How about if we look at it from the bill’s perspective?
I’m also curious to get a general map of the legislative activity: which bills are related and how? The data I have doesn’t include classifications of bills, but it is possible to construct a “co-supported” network in which bills are linked when they are both endorsed positively by the same organizations. Think of it almost like Amazon’s book recommendation service: “Groups who liked this bill also liked…” (In this view, ties are only shown when bills share more than endorser.)
This is the view that I found most interesting so far. I attempted to label the groups with my quick impression of the general topic, probably someone who follows the legislature more closely could do a better job. I thought it was interesting that the veterans-related bills formed such a distinct and isolated cluster. Can it really be true that almost no groups that endorse these bills endorse other bills? Or does it indicate an artifact of the data or a bug in my data processing?
Since S1782 lands in the dense middle clump on this network, I also created a zoomed view that shows all the bill labels. In this image it is also clear that—not surprisingly—the House and Senate versions of the same legislation are strongly linked, indicating nearly identical patterns of support. (See for example S.960 and H.1671 at the top of the image.)
Overall, I am not terribly happy with the images I’ve been able to produce with this first quick pass through the data.

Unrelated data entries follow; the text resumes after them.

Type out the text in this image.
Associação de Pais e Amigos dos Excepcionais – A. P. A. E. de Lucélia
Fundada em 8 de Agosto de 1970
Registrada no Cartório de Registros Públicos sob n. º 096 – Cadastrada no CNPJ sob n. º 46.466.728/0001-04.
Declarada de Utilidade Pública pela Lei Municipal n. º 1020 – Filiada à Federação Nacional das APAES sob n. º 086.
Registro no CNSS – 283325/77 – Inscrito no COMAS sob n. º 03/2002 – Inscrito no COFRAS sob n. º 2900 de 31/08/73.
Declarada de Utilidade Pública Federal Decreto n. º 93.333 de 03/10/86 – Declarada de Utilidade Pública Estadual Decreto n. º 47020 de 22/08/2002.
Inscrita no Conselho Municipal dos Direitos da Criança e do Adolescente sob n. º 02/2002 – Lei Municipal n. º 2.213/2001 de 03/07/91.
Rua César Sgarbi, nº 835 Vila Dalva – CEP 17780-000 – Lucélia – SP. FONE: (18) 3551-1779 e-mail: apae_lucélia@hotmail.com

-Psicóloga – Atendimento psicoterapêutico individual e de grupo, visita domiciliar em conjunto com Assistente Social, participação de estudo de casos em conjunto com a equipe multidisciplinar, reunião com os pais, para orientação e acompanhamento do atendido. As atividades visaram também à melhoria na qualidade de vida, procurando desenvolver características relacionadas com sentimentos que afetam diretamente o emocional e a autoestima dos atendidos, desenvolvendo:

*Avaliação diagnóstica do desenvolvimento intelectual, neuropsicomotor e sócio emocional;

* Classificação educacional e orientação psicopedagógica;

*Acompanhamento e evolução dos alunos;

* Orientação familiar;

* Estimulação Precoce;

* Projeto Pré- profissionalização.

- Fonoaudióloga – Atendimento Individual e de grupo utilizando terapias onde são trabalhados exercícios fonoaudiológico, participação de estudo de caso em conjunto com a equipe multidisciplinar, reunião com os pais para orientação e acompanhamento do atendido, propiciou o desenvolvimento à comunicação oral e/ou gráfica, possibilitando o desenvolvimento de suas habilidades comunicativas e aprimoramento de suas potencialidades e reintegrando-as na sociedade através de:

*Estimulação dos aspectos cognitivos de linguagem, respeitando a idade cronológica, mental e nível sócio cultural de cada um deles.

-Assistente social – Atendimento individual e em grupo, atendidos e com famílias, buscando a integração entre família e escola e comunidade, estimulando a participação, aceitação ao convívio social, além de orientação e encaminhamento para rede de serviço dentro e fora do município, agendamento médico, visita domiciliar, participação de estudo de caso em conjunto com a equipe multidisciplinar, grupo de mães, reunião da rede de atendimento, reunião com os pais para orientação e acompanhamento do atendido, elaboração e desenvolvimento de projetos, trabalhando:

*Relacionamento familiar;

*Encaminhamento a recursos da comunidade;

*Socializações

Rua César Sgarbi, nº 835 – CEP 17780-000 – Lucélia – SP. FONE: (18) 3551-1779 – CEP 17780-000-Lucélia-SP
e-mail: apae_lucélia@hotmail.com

The ones that appear interesting also seem like they may be too complex to use as part of a user interface to the data. It is difficult find a balance of being simple enough for navigability and detailed enough to be interesting. However, I am encouraged that the structure of the networks is irregular and non-trivial. I think that it will be worthwhile to run some network-analytic algorithms and clustering routines to identify key organizations and bills and to group some of the clusters in a more rigorous fashion. It might be useful to create an overall all “atlas” of the bill and group relations within a session of Congress, set up in in such a way that it is possible to highlight all the supporters of a bill to see where it fits into the map. There is presumably quite a bit of delay between a bill’s proposal and the availability of endorsements, but it should still be possible to use the bill proposal and failure data to create animated movies of development of the alliance structures… Watch here for further developments! ;-)
Many thanks to Dan Newman and Emily Cahoun at Maplight.org for allowing me to explore the data that have put so much time and resources into collecting.